A model rocket blasts off from the ground, rising straight upward with a constant acceleration that has a magnitude of 85.0 m/s2 for 2.30 seconds, at which point its fuel abruptly runs out. Air resistance has no effect on its flight. What maximum altitude (above the ground) will the rocket reach?

Answer 1

Answer:

Maximum height attained by the model rocket is 2172.87 m

Explanation:

Given,

• Initial speed of the model rocket = u = 0
• acceleration of the model rocket = $a\ =\ 85.0 m/s^2$
• time during the acceleration = t = 2.30 s

We have to consider the whole motion into two parts

In first part the rocket is moving with an acceleration of a = 85.0 $m/s^2$ for the time t = 2.30 s before the fuel abruptly runs out.

Let $s_1$ be the height attained by the rocket during this time intervel,

$s_1\ =\ ut\ +\ \dfrac{1}{2}at^2\\\Rightarrow s_1\ =\ 0\ +\ 0.5\times 85\times 2.30^2\\\Rightarrow s_1\ =\ 224.825\ m$

And Final velocity at that point be v

$\therefore v\ =\ u\ +\ at\\\Rightarrow v\ =\ 0\ +\ 85.0\times 2.3\\\Rightarrow v\ =\ 195.5\ m/s.$

Now, in second part, after reaching the altitude of 224.825 m the fuel abruptly runs out. Therefore rocket is moving upward under the effect of gravitational acceleration,

Let '$s_2$' be the altitude attained by the rocket to reach at the maximum point after the rocket's fuel runs out,

At that insitant,

• initial velocity of the rocket = v = 195.5 m/s.

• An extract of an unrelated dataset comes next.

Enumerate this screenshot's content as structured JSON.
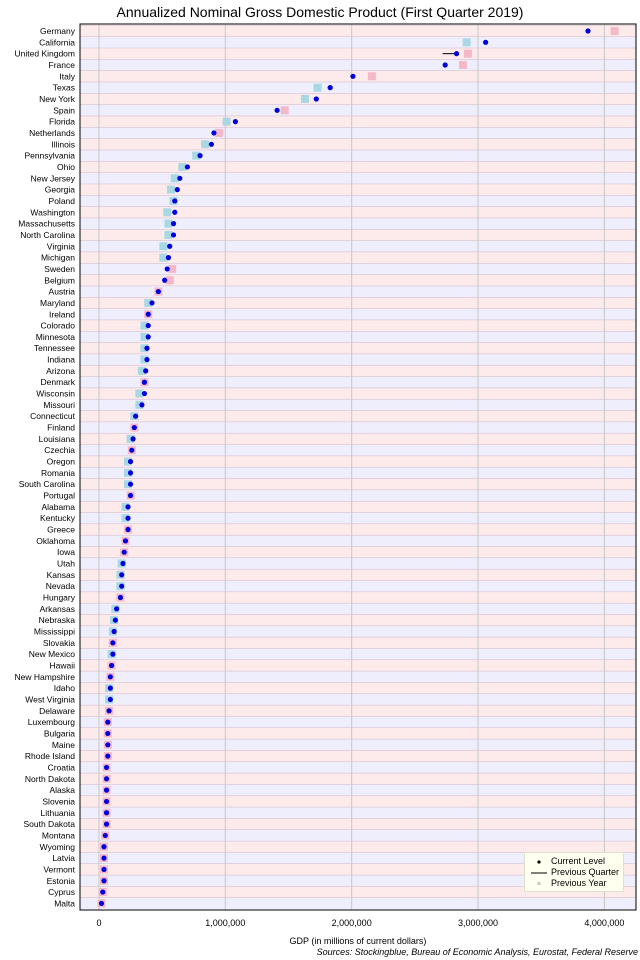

• a = $-g\ =\ -9.81\ m/s^2$
• Final velocity of the rocket at the maximum altitude = $v_f\ =\ 0$

From the kinematics,

$v^2\ =\ u^2\ +\ 2as\\\Rightarrow 0\ =\ u^2\ -\ 2gs_2\\\Rightarrow s_2\ =\ \dfrac{u^2}{2g}\\\Rightarrow s_2\ =\ \dfrac{195.5^2}{2\times 9.81}\\\Rightarrow s_2\ =\ 1948.02\ m$

Hence the maximum altitude attained by the rocket from the ground is

$s\ =\ s_1\ +\ s_2\ =\ 224.85\ +\ 1948.02\ =\ 2172.87\ m$